Two-parton scattering amplitudes in the Regge limit to high loop orders

TL;DR

This paper develops a method to compute high-order loop corrections to two-parton scattering amplitudes in QCD's Regge limit, revealing convergence properties and finite corrections across different color exchanges.

Contribution

It introduces a novel approach to solve the BFKL equation iteratively in momentum space, enabling high-loop order predictions for scattering amplitudes in perturbative QCD.

Findings

Computed amplitudes up to 13 loops.

Finite corrections have a finite radius of convergence.
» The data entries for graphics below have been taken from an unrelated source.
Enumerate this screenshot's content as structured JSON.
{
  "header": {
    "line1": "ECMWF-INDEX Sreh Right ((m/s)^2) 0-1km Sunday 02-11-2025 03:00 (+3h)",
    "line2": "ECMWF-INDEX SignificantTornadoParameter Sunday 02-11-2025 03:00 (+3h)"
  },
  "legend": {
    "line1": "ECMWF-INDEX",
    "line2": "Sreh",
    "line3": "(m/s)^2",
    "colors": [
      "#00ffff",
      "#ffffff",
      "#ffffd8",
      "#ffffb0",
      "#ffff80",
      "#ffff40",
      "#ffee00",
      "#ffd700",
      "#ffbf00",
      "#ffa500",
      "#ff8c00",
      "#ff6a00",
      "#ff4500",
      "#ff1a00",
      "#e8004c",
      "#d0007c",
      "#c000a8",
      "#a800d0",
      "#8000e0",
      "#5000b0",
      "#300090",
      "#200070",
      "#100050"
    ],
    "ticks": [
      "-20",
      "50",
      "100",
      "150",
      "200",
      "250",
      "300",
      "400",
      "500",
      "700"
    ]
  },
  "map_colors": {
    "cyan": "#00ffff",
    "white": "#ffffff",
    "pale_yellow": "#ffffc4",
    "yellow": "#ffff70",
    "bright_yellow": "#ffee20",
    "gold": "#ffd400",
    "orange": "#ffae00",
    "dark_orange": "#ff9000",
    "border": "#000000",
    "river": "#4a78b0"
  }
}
Convergence depends on the color representation.

Abstract

We study two-to-two parton scattering amplitudes in the high-energy limit of perturbative QCD by iteratively solving the BFKL equation. This allows us to predict the imaginary part of the amplitude to leading-logarithmic order for arbitrary $t$-channel colour exchange. The corrections we compute correspond to ladder diagrams with any number of rungs formed between two Reggeized gluons. Our approach exploits a separation of the two-Reggeon wavefunction, performed directly in momentum space, between a soft region and a generic (hard) region. The former component of the wavefunction leads to infrared divergences in the amplitude and is therefore computed in dimensional regularization; the latter is computed directly in two transverse dimensions and is expressed in terms of single-valued harmonic polylogarithms of uniform weight. By combining the two we determine exactly both infrared-divergent and finite contributions to the two-to-two scattering amplitude order-by-order in perturbation theory. We study the result numerically to 13 loops and find that finite corrections to the amplitude have a finite radius of convergence which depends on the colour representation of the $t$-channel exchange.